The Royal Norfolk Show (more simply the Norfolk Show) is an annual agricultural show, and is held by the Royal Norfolk Agricultural Association. It has been held almost every year since 1847. Up until 1953, the show was held at various sites around Norfolk, although it has since been held at a permanent site near Costessey, Norwich, Norfolk. The show tends to be held on the Wednesday and Thursday in week 26 of the year. Attendances tend to be around 90,000 over the two days.

== History ==
The Royal Norfolk Show is an annual agricultural show, and is held by the Royal Norfolk Agricultural Association. In 2014 the president was Prince Edward, now Duke of Edinburgh. In 2024 the Duke was the guest of honour at the show. Danish farmer Poul Hovesen was announced as president of the association in 2024, taking over from Lady Philippa Dannatt, the Lord-Lieutenant of Norfolk.

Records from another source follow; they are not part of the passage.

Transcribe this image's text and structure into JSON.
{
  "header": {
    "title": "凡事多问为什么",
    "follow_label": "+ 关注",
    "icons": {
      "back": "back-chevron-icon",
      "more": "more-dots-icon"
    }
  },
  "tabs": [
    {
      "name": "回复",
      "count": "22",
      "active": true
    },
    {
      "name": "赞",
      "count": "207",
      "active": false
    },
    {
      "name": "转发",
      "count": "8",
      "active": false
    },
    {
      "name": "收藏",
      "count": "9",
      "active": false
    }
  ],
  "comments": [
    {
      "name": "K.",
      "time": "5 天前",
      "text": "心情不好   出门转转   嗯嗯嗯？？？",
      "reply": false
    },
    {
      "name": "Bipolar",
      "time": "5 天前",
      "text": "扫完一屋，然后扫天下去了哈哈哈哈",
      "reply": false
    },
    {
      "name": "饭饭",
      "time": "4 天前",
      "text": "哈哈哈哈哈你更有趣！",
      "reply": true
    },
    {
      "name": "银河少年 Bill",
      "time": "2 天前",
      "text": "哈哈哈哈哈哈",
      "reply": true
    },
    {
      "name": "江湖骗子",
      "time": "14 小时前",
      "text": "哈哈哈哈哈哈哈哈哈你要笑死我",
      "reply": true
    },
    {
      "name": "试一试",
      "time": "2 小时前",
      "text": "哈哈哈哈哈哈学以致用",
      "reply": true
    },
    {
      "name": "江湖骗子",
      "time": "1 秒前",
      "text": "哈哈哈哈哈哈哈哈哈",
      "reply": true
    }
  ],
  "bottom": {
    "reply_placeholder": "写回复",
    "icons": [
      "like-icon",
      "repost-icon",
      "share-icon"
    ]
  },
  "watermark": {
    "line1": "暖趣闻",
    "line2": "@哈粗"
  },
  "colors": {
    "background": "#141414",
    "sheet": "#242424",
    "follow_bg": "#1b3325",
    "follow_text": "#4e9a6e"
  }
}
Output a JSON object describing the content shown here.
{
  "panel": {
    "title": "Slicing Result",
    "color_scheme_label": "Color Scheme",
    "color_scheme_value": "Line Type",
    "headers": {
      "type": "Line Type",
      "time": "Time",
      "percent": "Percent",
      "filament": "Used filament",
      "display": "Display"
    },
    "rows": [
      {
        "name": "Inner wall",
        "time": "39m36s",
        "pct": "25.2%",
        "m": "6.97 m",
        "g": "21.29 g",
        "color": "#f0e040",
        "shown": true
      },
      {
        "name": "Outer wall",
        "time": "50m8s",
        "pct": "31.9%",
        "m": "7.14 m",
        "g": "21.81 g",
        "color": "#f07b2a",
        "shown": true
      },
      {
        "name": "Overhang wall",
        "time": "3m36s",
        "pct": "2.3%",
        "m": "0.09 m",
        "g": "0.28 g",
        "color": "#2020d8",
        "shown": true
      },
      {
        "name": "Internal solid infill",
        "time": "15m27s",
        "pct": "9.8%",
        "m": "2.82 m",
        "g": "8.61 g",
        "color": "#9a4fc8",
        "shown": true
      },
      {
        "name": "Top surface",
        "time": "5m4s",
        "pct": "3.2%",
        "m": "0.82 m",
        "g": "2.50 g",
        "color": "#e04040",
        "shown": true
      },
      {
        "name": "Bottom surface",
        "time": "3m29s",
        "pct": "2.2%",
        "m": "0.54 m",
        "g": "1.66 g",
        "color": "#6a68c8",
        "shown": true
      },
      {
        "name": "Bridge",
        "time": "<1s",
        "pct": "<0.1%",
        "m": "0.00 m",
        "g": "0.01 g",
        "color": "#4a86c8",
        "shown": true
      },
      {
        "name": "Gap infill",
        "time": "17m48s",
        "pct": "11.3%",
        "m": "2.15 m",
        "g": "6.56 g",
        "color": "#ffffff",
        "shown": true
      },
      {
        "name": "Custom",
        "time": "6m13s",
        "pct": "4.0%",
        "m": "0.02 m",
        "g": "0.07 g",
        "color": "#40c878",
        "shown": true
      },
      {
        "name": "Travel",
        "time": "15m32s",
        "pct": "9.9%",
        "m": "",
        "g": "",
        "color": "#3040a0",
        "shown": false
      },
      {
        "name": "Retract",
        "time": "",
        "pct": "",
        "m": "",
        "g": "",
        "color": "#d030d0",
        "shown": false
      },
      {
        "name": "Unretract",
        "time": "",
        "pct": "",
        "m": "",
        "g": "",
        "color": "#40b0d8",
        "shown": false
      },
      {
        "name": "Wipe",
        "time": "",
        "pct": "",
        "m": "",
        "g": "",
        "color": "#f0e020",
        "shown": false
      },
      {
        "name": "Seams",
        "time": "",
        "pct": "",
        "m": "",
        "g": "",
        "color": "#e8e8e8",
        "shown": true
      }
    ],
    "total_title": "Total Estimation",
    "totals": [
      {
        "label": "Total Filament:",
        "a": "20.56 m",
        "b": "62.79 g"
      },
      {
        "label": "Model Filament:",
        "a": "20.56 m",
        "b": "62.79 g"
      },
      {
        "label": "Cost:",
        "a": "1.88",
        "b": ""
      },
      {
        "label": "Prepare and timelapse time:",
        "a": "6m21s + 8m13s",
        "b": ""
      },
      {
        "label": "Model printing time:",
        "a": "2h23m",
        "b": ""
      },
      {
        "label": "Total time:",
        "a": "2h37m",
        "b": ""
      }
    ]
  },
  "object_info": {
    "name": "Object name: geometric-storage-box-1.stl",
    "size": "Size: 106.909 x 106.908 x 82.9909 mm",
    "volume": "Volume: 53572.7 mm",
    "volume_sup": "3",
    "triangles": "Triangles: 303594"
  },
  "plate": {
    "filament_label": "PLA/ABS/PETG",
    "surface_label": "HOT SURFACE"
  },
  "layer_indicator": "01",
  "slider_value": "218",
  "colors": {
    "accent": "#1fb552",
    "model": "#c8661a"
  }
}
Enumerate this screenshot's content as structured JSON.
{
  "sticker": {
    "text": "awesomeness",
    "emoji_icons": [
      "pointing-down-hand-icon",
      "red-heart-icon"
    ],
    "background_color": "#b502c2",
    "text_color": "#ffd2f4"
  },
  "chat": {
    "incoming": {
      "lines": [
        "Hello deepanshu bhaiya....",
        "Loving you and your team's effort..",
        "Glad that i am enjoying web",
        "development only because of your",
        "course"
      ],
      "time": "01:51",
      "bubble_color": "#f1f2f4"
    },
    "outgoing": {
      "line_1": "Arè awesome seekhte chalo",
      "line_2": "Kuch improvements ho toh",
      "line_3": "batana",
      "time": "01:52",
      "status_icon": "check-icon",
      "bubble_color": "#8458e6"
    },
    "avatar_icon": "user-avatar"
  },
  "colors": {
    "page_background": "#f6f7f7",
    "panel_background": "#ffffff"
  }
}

The Norfolk Show has been held almost every year since 1847. Shows were not held in 1866, 1911, 1934, 1957, 2020 nor 2021. Up until 1953, the show was held at various sites around Norfolk, although it has since been held at a permanent site near Costessey, Norwich, Norfolk. In 2014 the show celebrated its sixtieth anniversary, with the association publishing a commemorative book to mark the occasion.

The show tends to be held on the Wednesday and Thursday in week 26 of the year. The show often benefits from the attendance of members of the royal family.

Attendances tend to be around 90,000 over the two days.